Lasem, The Little “Beijing Old Town”
The entire north coast of Java is not only the beating pulse of the island’s economic activities, but it is also dotted with fascinating cities and towns that hold significant historical values and enchanting cultural legacies.
While Cirebon in West Java; Demak, Kudus, and Jepara in Central Java; as well as Surabaya and Gresik in East Java are historic cities marking the spread of Islam on Java, other cities like Semarang and Pekalongan present a rather oriental ambience, rich in Chinese legacies. Most interesting, traces of Chinese culture on Java lead to their origin in the little town located in the Rembang Regency, in the Central Java Province, called Lasem.
Lasem is believed to be the site where the Chinese made their first settlement on Java over 200 years ago. An uncorroborated account even suggests that Lasem was named after the number 63 (Lak-sam in the southern Chinese dialect) that refers to the fleet of the legendary Admiral Cheng He from the Zu Di empire of the Ming Dynasty. The story goes that 63 of the fleet‘s Jungships were washed ashore by a heavy storm to this coast. The location where they landed and settled was henceforth called: Lasem.
Another historic record mentions the arrival of the first Chinese in Lasem in the fifteenth century (1411-1416.) He was a Hanafi Chinese Muslim by the name of Bi Nang Un, who pioneered the establishment of the Chinese settlement in Lasem. He was later followed by more Chinese Hokkien immigrants who embraced Confucianism.
The influence of Chinese culture on Lasem can still be strongly felt until today in the city’s architecture and daily life of the people. Once known as “The little Beijing old town” by European researchers during Dutch the colonial days, Lasem was, however, dubbed the town “le petit Chinois” or Little China by the French. Through the centuries, Lasem today exemplifies the peaceful assimilation of Chinese and Javanese cultural traits that have become part of the Peranakan Chinese, descendents of mixed marriages.
Today, one can still observe the maze of high walls and distinctively oriental designed gates. Inside these walls and gates are huge houses with Javanese-style porches and Chinese-style roofs. Distinct Chinese architecture is also found in several other buildings all across the town. These exceptional buildings are found in the Babagan village, Gedong Mulyo, Karang Turi, Soditan, Sumber Girang and Ngemplak, that are today designated as protected cultural heritage buildings by the local government.
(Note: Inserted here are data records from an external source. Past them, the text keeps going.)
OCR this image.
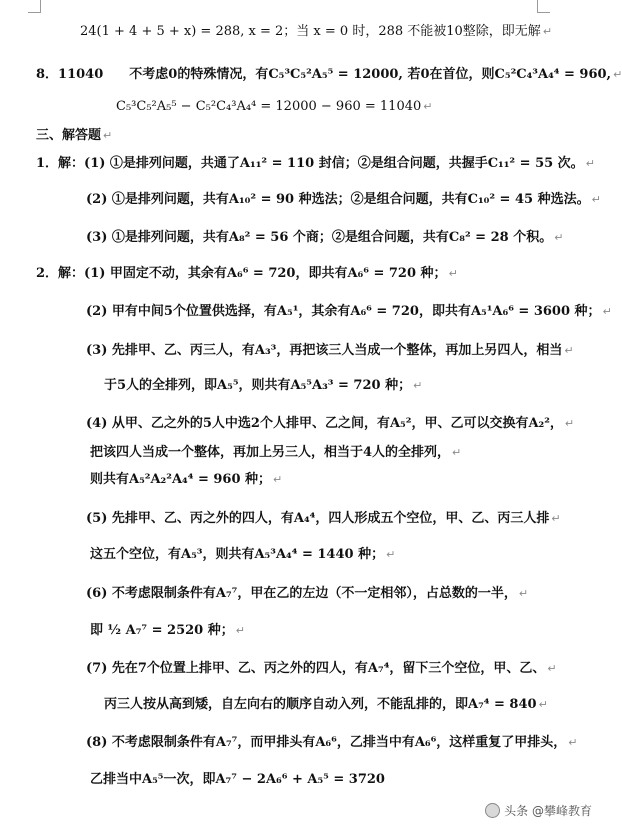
24(1 + 4 + 5 + x) = 288, x = 2；当 x = 0 时，288 不能被10整除，即无解 ↵
8．11040　　不考虑0的特殊情况，有C₅³C₅²A₅⁵ = 12000, 若0在首位，则C₅²C₄³A₄⁴ = 960, ↵
C₅³C₅²A₅⁵ − C₅²C₄³A₄⁴ = 12000 − 960 = 11040 ↵
三、解答题 ↵
1．解：(1) ①是排列问题，共通了A₁₁² = 110 封信；②是组合问题，共握手C₁₁² = 55 次。 ↵
(2) ①是排列问题，共有A₁₀² = 90 种选法；②是组合问题，共有C₁₀² = 45 种选法。 ↵
(3) ①是排列问题，共有A₈² = 56 个商；②是组合问题，共有C₈² = 28 个积。 ↵
2．解：(1) 甲固定不动，其余有A₆⁶ = 720，即共有A₆⁶ = 720 种； ↵
(2) 甲有中间5个位置供选择，有A₅¹，其余有A₆⁶ = 720，即共有A₅¹A₆⁶ = 3600 种； ↵
(3) 先排甲、乙、丙三人，有A₃³，再把该三人当成一个整体，再加上另四人，相当 ↵
于5人的全排列，即A₅⁵，则共有A₅⁵A₃³ = 720 种； ↵
(4) 从甲、乙之外的5人中选2个人排甲、乙之间，有A₅²，甲、乙可以交换有A₂²， ↵
把该四人当成一个整体，再加上另三人，相当于4人的全排列， ↵
则共有A₅²A₂²A₄⁴ = 960 种； ↵
(5) 先排甲、乙、丙之外的四人，有A₄⁴，四人形成五个空位，甲、乙、丙三人排 ↵
这五个空位，有A₅³，则共有A₅³A₄⁴ = 1440 种； ↵
(6) 不考虑限制条件有A₇⁷，甲在乙的左边（不一定相邻），占总数的一半， ↵
即 ½ A₇⁷ = 2520 种； ↵
(7) 先在7个位置上排甲、乙、丙之外的四人，有A₇⁴，留下三个空位，甲、乙、 ↵
丙三人按从高到矮，自左向右的顺序自动入列，不能乱排的，即A₇⁴ = 840 ↵
(8) 不考虑限制条件有A₇⁷，而甲排头有A₆⁶，乙排当中有A₆⁶，这样重复了甲排头， ↵
乙排当中A₅⁵一次，即A₇⁷ − 2A₆⁶ + A₅⁵ = 3720
头条 @攀峰教育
Another outstanding feature of Lasem are three unique Chinese temples. The first is the brightly-hued and intricately-designed Chinese Cu An Kiong Temple in Dasun Street. Built in the 16th century, the temple is regarded as the oldest temple in Lasem, and is even believed to be the oldest on Java. Next is the Gi Yong Bio Temple in Babagan Street, which is also a monument to the time when the Chinese of Lasem together with local Javanese compatriots waged war against the Dutch colonial rule in 1745-1752. The third temple is the Poo An Bio which was built around 1740, when the Lasem Chinese population increased rapidly with the arrival of Chinese refugees from Batavia fleeing the slaughter of the Chinese by the Dutch. The three temples in Lasem are incorporated into the Trinity Foundation, where each shows diverse rituals.
The most outstanding Chinese legacy in Lasem is probably the Reclining Buddha Statue which is housed in the Vihara Ratanavana Arama. The Reclining Buddha measures 14 Meters in length and is done in bright gold color. Inside the vihara is also a miniature Borobudur Temple.
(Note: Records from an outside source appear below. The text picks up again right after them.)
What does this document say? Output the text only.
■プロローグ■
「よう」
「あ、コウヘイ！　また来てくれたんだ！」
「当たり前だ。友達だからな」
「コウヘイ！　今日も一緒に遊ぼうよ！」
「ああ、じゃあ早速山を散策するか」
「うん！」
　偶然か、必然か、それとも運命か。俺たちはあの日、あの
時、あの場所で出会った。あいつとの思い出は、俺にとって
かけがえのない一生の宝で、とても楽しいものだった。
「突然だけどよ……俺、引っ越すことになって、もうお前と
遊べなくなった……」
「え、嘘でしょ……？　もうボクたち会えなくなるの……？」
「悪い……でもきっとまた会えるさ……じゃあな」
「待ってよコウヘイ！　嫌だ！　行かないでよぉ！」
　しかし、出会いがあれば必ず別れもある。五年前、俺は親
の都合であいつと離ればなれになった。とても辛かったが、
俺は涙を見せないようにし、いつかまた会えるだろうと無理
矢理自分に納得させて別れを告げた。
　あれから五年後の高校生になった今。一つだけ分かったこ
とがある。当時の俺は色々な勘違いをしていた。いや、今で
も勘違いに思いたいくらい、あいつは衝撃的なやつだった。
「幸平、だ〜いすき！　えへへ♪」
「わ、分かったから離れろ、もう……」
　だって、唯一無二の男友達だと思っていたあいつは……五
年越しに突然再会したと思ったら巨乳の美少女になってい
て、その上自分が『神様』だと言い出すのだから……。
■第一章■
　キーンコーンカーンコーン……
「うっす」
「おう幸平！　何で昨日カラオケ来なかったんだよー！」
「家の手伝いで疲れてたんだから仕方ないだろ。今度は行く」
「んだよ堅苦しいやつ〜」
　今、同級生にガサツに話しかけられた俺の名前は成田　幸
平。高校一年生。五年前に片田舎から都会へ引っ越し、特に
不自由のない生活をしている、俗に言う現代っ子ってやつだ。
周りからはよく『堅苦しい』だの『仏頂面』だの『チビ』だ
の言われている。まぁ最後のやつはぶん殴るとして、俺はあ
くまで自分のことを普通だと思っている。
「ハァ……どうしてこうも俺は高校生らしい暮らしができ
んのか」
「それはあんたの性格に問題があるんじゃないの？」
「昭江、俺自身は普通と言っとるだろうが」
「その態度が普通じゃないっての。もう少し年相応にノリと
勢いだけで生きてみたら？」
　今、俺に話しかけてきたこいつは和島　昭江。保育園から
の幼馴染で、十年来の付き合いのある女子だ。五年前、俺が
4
Another legacy of Chinese culture – and its welding with the local Javanese culture – are painted in the colorful patterns of the Batik fabric commonly known as Batik Lasem. The Batik of Lasem features vibrant designs such as the phoenix and butterflies with a combination of geometrical Javanese patterns such as parang, kawung, and udan liris. What makes the Batik Lasem special is the domination of a particular red color that is here known as “getih pithik” – the Javanese language for Chicken Blood-, which is said be only made here. Lasem’s hand drawn batik centers can be found in the subdistricts of Gedongmulyo, Babagan, Karangsuri, Sumbergirang and Karanggede.